Jeanne Dunn: Seeing Trees for the Forest

06/12/2015 03:31 pm ET | Updated Jun 12, 2016

The hill of St. Cloud rises up before me on the left, the trees are bending over me to shadow me, the way is smooth and never-ending. It is full sunlight and the roads extend in every direction, and all the roads are downhill. I would not level the road nor remove any of the bumps. I have marked all the spots in passing: to retrace my thoughts I have only to retrace my journey, re-feel these bumps. --Henry Miller, from Black Spring

Jeanne Dunn: from the Tangle Trees Series

Several years ago, in about 2009, painter Jeanne Dunn had a similar experience, while bicycling in Brittany. The metaphors of wilderness are plentiful, but Dunn recalls "a very specific moment when we were lost in this gorgeous but unknown terrain of pastoral pathways, and canals that Napoleon built but never used; of rutty roads between far-flung villages; spotting distant clearings and shadowy groves. She had a residency nearby the next year, in a dilapidated chateau, and that's when she started working on the tree paintings in earnest.

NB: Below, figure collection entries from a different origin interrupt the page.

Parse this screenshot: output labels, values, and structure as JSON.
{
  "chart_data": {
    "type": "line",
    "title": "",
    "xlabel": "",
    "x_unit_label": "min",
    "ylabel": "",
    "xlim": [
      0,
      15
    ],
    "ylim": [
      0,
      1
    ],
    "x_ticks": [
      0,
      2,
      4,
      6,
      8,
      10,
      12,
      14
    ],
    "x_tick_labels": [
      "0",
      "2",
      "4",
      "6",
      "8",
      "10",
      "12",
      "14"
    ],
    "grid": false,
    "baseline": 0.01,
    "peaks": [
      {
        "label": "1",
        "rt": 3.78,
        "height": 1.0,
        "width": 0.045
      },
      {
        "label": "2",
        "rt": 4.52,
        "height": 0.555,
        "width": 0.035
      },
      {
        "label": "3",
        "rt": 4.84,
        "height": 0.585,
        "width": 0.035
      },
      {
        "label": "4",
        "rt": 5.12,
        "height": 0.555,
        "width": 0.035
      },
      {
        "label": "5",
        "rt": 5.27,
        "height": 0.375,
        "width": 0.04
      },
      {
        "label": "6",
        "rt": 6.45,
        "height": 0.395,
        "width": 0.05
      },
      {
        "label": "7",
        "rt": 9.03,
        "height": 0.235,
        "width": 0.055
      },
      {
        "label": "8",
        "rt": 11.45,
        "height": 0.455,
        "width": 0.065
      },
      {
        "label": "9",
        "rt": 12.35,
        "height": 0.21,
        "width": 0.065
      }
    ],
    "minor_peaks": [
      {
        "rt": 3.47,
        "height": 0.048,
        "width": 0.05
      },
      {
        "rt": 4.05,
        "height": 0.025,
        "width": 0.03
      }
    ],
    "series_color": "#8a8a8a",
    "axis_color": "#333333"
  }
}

Jeanne Dunn: Defiance, oil on canvas, 2014

As a matter of form, trees beg anthropomorphism. Trunks and limbs lean and strive, they dance and wave; appearing active and expressive; existing in thick entanglements, or as lone sentinels. So aside from the literary archive that ranges from Tolkien to Silverstein, Grimm to Jung, Kilmer to Carroll, our bark-clad companions make fine visual as well as symbolic stand-in humans. Dunn tries not to call her paintings portraits, even though she admits they kind of are. But she does refer to the trees as "the figures," and she has noticed that often viewers will not only ascribe emotions and intentions to the trees, but will indicate certain ones as "he," or "she." If anthropomorphism is a narrative factor, then so it seems must be the role of gender. Dunn is aware of this, but insists that in the work it's neutral, or perhaps blended. It's not quite androgyny, nor is it hermaphroditism. It's both inclusive and transcendent. As they are stand-ins for the human presence, viewers are welcome to perceive aspects of themselves in the pictures -- including the sexual.

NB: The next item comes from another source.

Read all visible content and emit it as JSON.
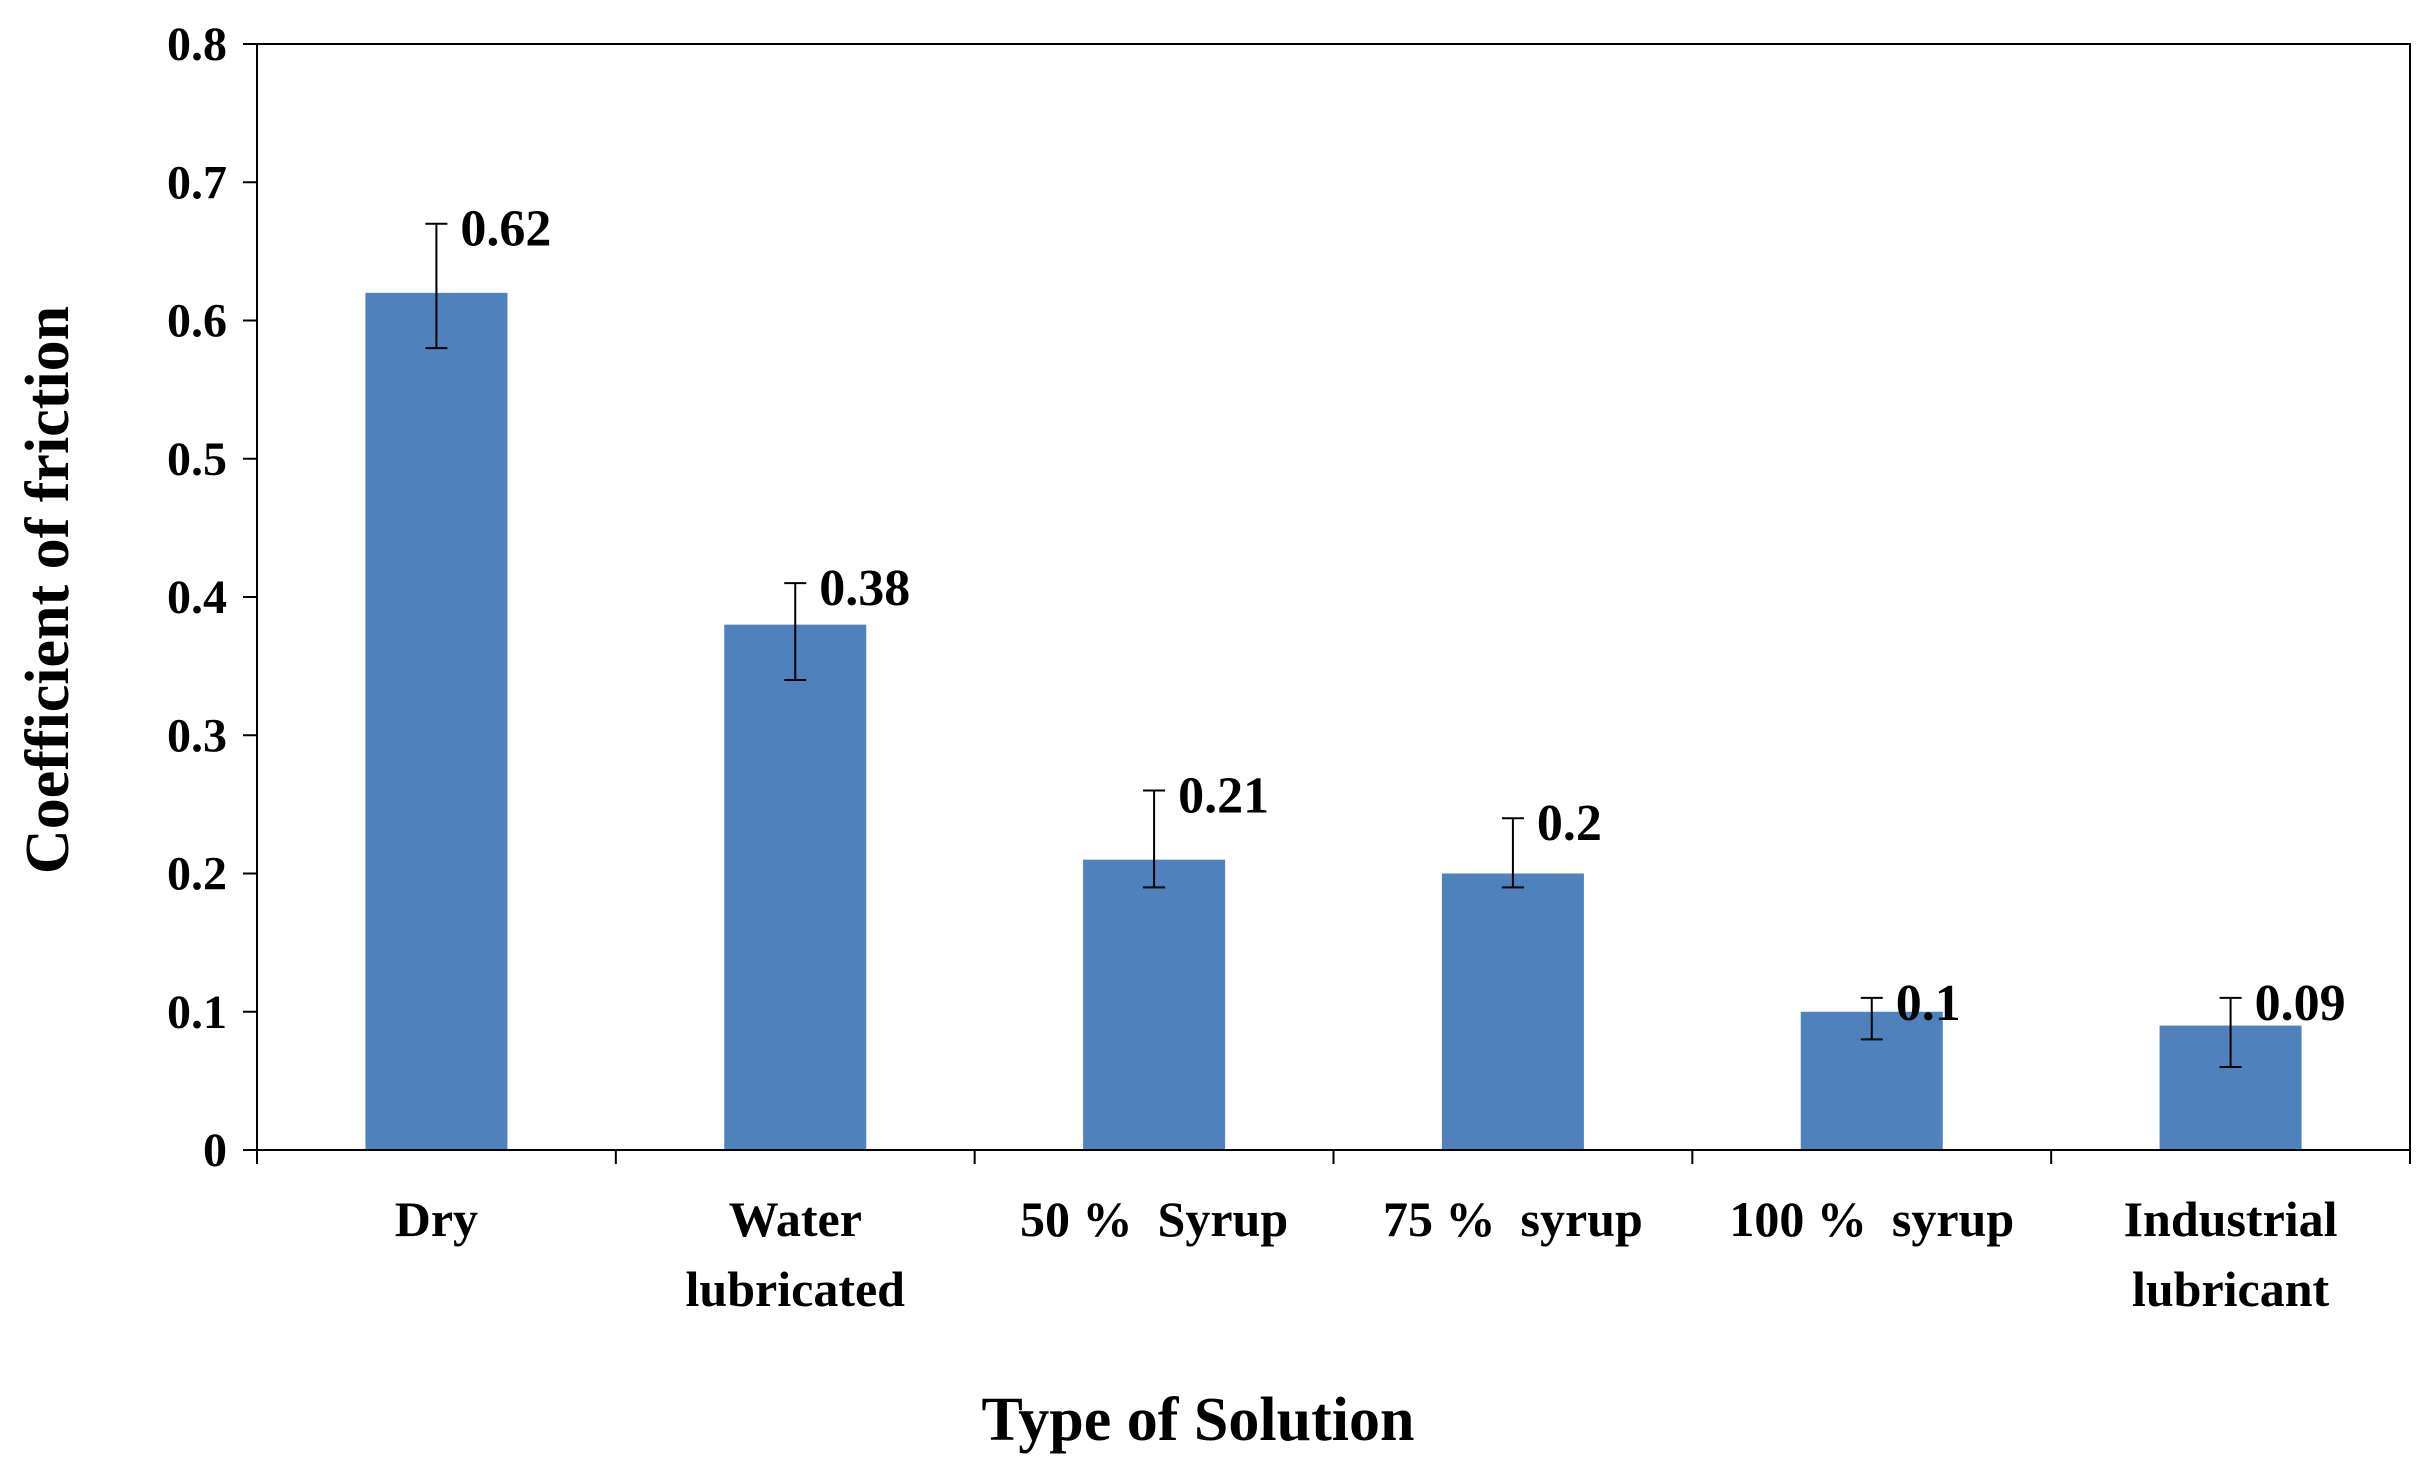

Jeanne Dunn: Entwined II, oil on canvas, 2014

Dunn herself employs the vectors and paradoxes of her personal history and vision in her arboreal renderings. The camera may be her sketchbook, but realism is not her goal. Nature is less her subject matter than it is the raw source material of her pictures. In her studio depiction becomes a dialog and evolves past the crisp border of ideal realism -- but not so far toward abstraction or surrealism that the heroic image is undermined. "I'm not interested in particular trees, but in trees as an idea," says Dunn. "But that said, certain trees do confront me. They present themselves to me!" But between those encounters and the canvas, they are morphed, embellished and rearranged. The same tree might appear in multiple works, but each time in an affecting new way. Barks, bends and arrays of foliage vary as though affected by age and experience, or as though seen at different points along the cycle of the seasons. The trees become evocative, strange and mysterious, while remaining suggestive of and suggested by the natural world. To be allegorical requires tethering to that grounded object.

Jeanne Dunn: No Matter What, oil on canvas, 2011

Jeanne Dunn, Torrey Pines Cliffs, oil on canvas, 2012

Not only the trees but the landscapes get this interpretive treatment. Often there is only a single tree, or the composition is cropped and perspective forced, so that grounds, full skies and contoured horizon lines are not always visible. But when they are, topographies are redistributed, furrows deepen, paths fork, trails are obscured or lost under cover of leaves or shadows, pictorial space is compressed and elongated and glimmering clearings evaporate like mirages before your very eyes. Hybrid species of flowering evergreens are invented. Picturesque but awkward visual pathways are gently blocked, as the eye and the foot are beckoned and thwarted. "This work is conceptual and operates on the psyche; and it is also visceral. It's a conversation that takes place in our bodies." Dunn's series have always been about relationships -- individual to individual, individual to the group. "I heard on NPR once that trees communicate through their root systems. That sounds right to me."

Dunn's work can currently be seen as part of ABOVE GROUND, through June 20th at RB Stevenson Gallery in La Jolla.